Master Of The Moor

Master Of The Moor

Summary

Stephen Whalby loves to walk the moor. It is a dark and forbidding place, but it is his.

When the body of a young blonde woman is found there, her face horrifically disfigured, the victim of a merciless murderer, his beloved moor is tainted with suspicion and terror.

Then a second woman goes missing on the moor and Stephen watches as the search party make their way across the treacherous murder scene. Not to be usurped by a killer or a victim; he, and only he, is the master of the moor.

About the author

Ruth Rendell

Ruth Rendell was an exceptional crime writer, and will be remembered as a legend in her own lifetime. Her groundbreaking debut novel, From Doon With Death, was first published in 1964 and introduced the reader to her enduring and popular detective, Inspector Reginald Wexford, who went on to feature in twenty-four of her subsequent novels.

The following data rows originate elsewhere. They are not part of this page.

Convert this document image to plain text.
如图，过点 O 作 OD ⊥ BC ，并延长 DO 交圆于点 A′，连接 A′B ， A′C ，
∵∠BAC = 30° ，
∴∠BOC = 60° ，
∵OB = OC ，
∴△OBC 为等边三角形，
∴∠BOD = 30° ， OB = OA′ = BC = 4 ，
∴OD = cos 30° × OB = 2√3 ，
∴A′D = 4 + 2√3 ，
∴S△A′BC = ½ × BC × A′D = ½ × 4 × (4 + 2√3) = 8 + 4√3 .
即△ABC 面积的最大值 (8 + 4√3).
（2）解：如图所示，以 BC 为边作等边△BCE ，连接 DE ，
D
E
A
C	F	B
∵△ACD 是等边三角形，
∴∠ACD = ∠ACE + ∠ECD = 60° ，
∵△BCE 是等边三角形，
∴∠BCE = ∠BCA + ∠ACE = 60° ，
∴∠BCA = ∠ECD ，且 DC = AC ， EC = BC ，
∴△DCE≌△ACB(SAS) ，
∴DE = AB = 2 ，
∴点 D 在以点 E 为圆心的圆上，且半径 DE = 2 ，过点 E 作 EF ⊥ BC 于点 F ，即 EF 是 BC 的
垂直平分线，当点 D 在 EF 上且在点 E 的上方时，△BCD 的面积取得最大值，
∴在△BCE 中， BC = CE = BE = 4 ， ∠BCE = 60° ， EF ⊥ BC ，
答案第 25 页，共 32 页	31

With worldwide sales of approximately 20 million copies, Rendell was a regular Sunday Times bestseller. Her sixty bestselling novels include police procedurals, some of which have been successfully adapted for TV, stand-alone psychological mysteries, and a third strand of crime novels under the pseudonym Barbara Vine. Very much abreast of her times, the Wexford books in particular often engaged with social or political issues close to her heart.

Rendell won numerous awards, including the Crime Writers’ Association Gold Dagger for 1976’s best crime novel with A Demon in My View, a Gold Dagger award for Live Flesh in 1986, and the Sunday Times Literary Award in 1990. In 2013 she was awarded the Crime Writers’ Association Cartier Diamond Dagger for sustained excellence in crime writing. In 1996 she was awarded the CBE and in 1997 became a Life Peer.

Ruth Rendell died in May 2015. Her final novel, Dark Corners, was published in October 2015.